Значит ли это, что страх в свое время прокрался в нашу среду незамеченным? Если не считать Шевалле, который, по-видимому, обратил внимание на эту перемену в нашей обстановке еще в шестидесятые годы, среди моих многочисленных друзей-математиков «высшего ранга», по моим представлениям, только один человек понимал, что происходит вокруг. Это был Альдо Адреотти. С ним, с его женой Барбарой и с их детьми-близнецами я познакомился в 1955 г. (кажется, на вечере у Вейля в Чикаго). С тех пор мы с ним близко общались вплоть до «резкого поворота» в моей жизни в 1970 г., когда я ушел из мира математики. После этого я в какой-то мере потерял его из виду. Альдо был очень проницателен; свойственное ему исключительно живое, острое восприятие действительности ничуть не притупилось от общения с математикой и с «зацикленными» чудаками вроде меня. Природа наградила его редкой доброжелательностью: всякого, кто к нему обращался, он принимал тепло, с искренним участием. Этим он заметно выделялся среди моих друзей в математическом мире (да и не только в нем). Дружба у него неизменно шла впереди математики (впрочем, и в математике общих интересов у нас хватало). Он был в числе тех немногих коллег, с которыми я иногда говорил о себе; в ответ и он рассказывал мне кое-что из своего прошлого. Его отец, как и мой, был евреем: за это его преследовали в Италии при Муссолини, как меня — в гитлеровской Германии. Он всегда был готов ободрить и поддержать молодого ученого, при том, что начинающим математикам в ту пору становилось все труднее добиться «официального» признания. Наш мир неумолимо раскалывался на две части: на одном краю пропасти — знаменитости, известные математики, молодые ученые, подающие надежды, на другом — обделенные судьбою простые смертные. Но Альдо, прожив в нем годы, все же не разучился уважать в человеке человека, а не почетную должность или мундир с отличиями. Сам Альдо был необыкновенно милым, душевным человеком, он неизменно располагал к себе с первой же встречи.

Думая об Альдо, я вспомнил еще об одном друге — Ионеле Букуре, который исчез из моей жизни столь же внезапно и преждевременно. Здесь, как и с Альдо, меня гораздо больше огорчает потеря друга, чем собеседника на математические темы. Доброта уживалась в нем бок-о-бок с необычайной застенчивостью; он, казалось, при любых обстоятельствах спешил стушеваться, отступить в сторону.

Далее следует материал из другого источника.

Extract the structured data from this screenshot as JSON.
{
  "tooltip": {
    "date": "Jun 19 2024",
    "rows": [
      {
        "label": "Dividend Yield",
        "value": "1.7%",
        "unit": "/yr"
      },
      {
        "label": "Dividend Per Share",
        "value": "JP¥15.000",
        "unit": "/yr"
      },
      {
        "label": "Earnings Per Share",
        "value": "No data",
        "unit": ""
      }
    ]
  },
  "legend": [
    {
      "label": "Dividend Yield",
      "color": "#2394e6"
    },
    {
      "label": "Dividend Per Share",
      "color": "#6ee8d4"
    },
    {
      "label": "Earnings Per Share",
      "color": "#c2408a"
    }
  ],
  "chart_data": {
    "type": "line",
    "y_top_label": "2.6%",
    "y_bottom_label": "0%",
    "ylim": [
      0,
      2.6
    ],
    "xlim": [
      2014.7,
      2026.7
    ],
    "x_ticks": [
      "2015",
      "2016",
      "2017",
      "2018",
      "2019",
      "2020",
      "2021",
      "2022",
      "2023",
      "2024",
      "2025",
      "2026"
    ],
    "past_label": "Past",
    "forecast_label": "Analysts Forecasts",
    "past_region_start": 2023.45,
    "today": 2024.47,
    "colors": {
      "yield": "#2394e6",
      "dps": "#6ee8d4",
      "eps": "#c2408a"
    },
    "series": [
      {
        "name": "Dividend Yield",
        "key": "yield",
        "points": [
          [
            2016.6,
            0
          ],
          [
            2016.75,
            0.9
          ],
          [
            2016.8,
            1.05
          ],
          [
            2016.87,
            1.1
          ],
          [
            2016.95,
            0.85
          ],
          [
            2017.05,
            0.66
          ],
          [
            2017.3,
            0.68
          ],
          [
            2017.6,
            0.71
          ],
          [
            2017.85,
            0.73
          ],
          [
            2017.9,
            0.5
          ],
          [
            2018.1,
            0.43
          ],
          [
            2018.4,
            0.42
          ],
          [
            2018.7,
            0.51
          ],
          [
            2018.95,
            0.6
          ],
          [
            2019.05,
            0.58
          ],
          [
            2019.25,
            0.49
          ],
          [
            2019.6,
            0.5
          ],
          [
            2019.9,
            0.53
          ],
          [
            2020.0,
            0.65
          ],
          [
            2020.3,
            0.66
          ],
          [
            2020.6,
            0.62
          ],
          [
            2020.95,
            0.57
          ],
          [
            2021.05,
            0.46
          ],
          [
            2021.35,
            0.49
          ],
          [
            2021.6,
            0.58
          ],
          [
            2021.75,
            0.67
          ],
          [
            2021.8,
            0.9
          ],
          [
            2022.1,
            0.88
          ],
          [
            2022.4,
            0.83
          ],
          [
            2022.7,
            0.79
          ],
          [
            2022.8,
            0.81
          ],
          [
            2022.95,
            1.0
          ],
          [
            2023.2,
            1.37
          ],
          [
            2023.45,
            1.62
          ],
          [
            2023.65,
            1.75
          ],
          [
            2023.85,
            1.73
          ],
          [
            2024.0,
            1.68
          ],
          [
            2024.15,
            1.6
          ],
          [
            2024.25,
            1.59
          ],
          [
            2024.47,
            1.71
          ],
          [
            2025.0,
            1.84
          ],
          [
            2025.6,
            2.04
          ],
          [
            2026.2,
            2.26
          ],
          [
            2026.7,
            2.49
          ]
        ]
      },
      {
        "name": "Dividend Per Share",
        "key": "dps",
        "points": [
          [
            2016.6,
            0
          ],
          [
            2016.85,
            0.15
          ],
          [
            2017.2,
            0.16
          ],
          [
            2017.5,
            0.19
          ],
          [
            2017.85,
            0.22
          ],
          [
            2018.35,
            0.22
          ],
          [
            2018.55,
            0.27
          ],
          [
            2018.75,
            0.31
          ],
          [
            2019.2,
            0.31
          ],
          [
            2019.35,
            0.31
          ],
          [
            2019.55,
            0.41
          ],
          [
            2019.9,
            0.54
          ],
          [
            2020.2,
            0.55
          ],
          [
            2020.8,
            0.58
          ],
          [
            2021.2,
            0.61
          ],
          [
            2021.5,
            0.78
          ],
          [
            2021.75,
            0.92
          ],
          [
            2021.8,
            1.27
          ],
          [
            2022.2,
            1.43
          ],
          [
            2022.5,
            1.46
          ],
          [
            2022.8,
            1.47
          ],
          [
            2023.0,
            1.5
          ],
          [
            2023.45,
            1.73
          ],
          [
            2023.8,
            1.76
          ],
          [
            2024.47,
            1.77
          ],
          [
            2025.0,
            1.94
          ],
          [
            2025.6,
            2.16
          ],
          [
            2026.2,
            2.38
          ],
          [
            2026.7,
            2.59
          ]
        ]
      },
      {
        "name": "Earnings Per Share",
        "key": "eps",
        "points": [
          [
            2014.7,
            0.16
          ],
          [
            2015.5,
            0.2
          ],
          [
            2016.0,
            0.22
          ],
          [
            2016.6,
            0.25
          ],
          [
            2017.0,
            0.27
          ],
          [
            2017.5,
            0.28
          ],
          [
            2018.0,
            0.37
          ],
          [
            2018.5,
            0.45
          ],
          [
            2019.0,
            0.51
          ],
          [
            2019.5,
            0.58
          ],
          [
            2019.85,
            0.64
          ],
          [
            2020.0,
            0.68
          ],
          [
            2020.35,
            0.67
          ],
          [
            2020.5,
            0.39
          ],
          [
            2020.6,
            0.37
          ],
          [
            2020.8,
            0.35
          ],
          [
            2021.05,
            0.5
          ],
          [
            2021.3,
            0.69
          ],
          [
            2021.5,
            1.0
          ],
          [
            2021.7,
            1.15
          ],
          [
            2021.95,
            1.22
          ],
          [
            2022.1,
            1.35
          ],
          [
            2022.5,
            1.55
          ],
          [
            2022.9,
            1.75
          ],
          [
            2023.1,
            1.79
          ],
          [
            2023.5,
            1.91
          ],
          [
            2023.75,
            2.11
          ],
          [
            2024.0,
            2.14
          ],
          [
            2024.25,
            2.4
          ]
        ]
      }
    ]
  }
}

Для меня загадка, как человек, настолько далекий от каких бы то ни было честолюбивых мыслей и побуждений (принимать важный вид, пуская окружающим пыль в глаза, было отнюдь не в его привычках!), оказался в конце концов деканом Факультета Наук в Бухаресте. Вероятнее всего, он просто не допускал и мысли о том, что может позволить себе отказаться от ответственности. К солидной должности он отнюдь не стремился: этот груз взвалили ему на плечи (довольно крепкие, нельзя не признать) местные власти. Он был сыном крестьянина (это обстоятельство, несомненно, сыграло свою роль в стране, где так много значило «классовое происхождение»), человеком простым и здравомыслящим. Конечно, страх, окружавший в те дни фигуру знаменитого ученого, не мог ускользнуть от его наблюдательности. Но в его глазах это, безусловно, было всего лишь неотъемлемым атрибутом положения у власти. Не думаю, однако, чтобы он сам мог вызывать страх у кого бы то ни было: уж во всяком случае, не у своей жены Флорики и не у сына Александра. Коллеги и студенты, по слухам, тоже никогда его не боялись.

(12). «На другое же утро» здесь следует понимать буквально — это не метафора.

(13). Само собой, весь этот разговор — не более чем попытка как-нибудь восстановить ощущение от обстановки тех лет, насколько позволяет «туман» расплывчатых воспоминаний. Но картина никак не «вырисовывается», в ней нет четких линий, и я не могу в ней уловить сколько-нибудь ясных, конкретных образов. Конечно, хорошо было бы вспомнить в подробностях какую-нибудь историю и потом тщательно ее проанализировать. Но тогда мой рассказ мог бы создать у читателя впечатление, будто всякий, кто не любил садиться в первых рядах на математических семинарах и не считался знаменитостью в нашем кругу, непременно робел в присутствии «старших по рангу». А это заведомо было не так: большинство моих друзей из этой среды, в том числе те, кто часто посещал коллоквиумы и семинары, в разговоре с авторитетными математиками чувствовали себя вполне свободно. Как бы то ни было, статус «знаменитости» сам по себе стал создавать преграду, пропасть между «выдающимся математиком» и простым ученым без титулов. Этот барьер было непросто преодолеть — разве что на время математической дискуссии (потом он появлялся снова). Добавлю, что субъективно ощущаемое различие (которое все же представляется мне весьма реальным) между «первыми рядами» и «болотом» отнюдь не сводится к шкале общественного положения, званиям, постам и проч. — ни даже к авторитету в научном мире. Оно, скорее, отражает определенные особенности человеческого характера, строя души, разобраться в которых — нелегкая задача. Двадцати лет от роду, оказавшись в незнакомом Париже, я уже знал, что я — математик, что я творю математику. Несмотря на ошеломляющее впечатление, которое произвел на меня с первых же шагов огромный математический мир, по сути я чувствовал себя полноправным его обитателем. Правда, никто, кроме меня, об этом не подозревал; да я и сам не был уверен поначалу, что собираюсь продолжать свои математические занятия. Сегодня я, наверное, сел бы в последнем ряду (а скорее всего у меня просто не было бы выбора).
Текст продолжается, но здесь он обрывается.